In learning gamification, I am always in favour of creating content leaderboards. When course participants review the content and give it a star-rating with 5 stars being top and 1 star the low end, it gives the learning and development team and content owners feedback on the content provided. Content that receives 5 stars consistently by the majority of people is obviously the kind of content you want to create more of.

For the unmarked, yet taken courses and the low marked courses, you want to explore what the problem could be. It could be not relevant for the problem the individual was trying to solve. It could be just bad content. Ideally, I would look for participants to give a bit more feedback on those kinds of courses, to find out what could be improved to make it better.

As I was working through a content leaderboard for a client, I was also discussing the measurement system with my partner, who works with sports statistics. I was explaining that I gave a 5 star rating 50 points, 4 star 40, 3 star 30, etc. and then divided it by the number of actual votes received, to create an average score. Because some courses received 100s of ratings and others only a handful, I was considering a weighting in favour of the heavily rated ones. My partner immediately responded that it then would create an unfair advantage towards higher number of votes always ending up higher in the rankings, which made me conclude that the average was probably the fairest way of showing the ratings.
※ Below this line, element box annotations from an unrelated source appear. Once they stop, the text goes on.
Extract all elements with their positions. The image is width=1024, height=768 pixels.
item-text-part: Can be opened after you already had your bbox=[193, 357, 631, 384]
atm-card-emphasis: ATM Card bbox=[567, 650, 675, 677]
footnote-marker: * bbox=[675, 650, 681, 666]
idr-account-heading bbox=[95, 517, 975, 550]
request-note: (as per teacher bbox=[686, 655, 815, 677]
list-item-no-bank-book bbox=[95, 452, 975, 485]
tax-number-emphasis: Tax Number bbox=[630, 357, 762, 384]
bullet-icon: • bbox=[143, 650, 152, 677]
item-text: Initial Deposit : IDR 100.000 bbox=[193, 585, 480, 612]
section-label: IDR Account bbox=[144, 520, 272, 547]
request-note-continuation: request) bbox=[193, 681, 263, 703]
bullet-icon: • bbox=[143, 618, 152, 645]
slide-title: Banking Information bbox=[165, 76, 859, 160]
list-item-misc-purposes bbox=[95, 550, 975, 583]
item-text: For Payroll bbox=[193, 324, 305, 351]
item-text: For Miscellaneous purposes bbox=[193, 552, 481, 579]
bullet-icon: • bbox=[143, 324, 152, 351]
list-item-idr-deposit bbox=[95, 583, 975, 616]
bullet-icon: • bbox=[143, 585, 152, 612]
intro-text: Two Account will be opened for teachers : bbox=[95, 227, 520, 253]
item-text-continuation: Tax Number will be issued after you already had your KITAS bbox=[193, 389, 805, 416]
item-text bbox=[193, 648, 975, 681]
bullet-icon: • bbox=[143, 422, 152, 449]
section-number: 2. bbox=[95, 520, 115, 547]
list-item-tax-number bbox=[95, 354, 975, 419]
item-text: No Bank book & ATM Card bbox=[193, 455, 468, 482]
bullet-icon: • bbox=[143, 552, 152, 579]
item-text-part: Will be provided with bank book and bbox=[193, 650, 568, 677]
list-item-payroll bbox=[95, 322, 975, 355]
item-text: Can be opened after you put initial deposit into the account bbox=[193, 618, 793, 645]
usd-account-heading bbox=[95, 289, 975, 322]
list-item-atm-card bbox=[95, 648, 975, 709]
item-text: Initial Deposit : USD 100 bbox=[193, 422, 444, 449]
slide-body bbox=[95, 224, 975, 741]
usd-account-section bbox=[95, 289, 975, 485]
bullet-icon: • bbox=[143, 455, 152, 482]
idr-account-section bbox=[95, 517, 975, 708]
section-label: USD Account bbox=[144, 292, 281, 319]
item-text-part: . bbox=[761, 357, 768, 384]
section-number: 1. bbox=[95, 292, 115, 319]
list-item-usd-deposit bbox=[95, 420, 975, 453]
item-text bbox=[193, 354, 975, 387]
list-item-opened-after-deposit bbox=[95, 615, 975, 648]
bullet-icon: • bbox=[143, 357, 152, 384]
We talked some more about it and then looked at the App Store on our iPad, sharing the star rating for an app and in brackets the number of votes. That completes total transparency of any given rating score. It is ultimately what I am aiming to implement for my client, both a leaderboard with the top 25 rated courses and for each course a star rating with the number of votes received in brackets beside it.

Sometimes the answers are right in front of us, but talking it through with another person gives new perspectives. For me the client ultimately gains and we can present a clear way forward to the developer team as to what the exact plugin needs to be able to do.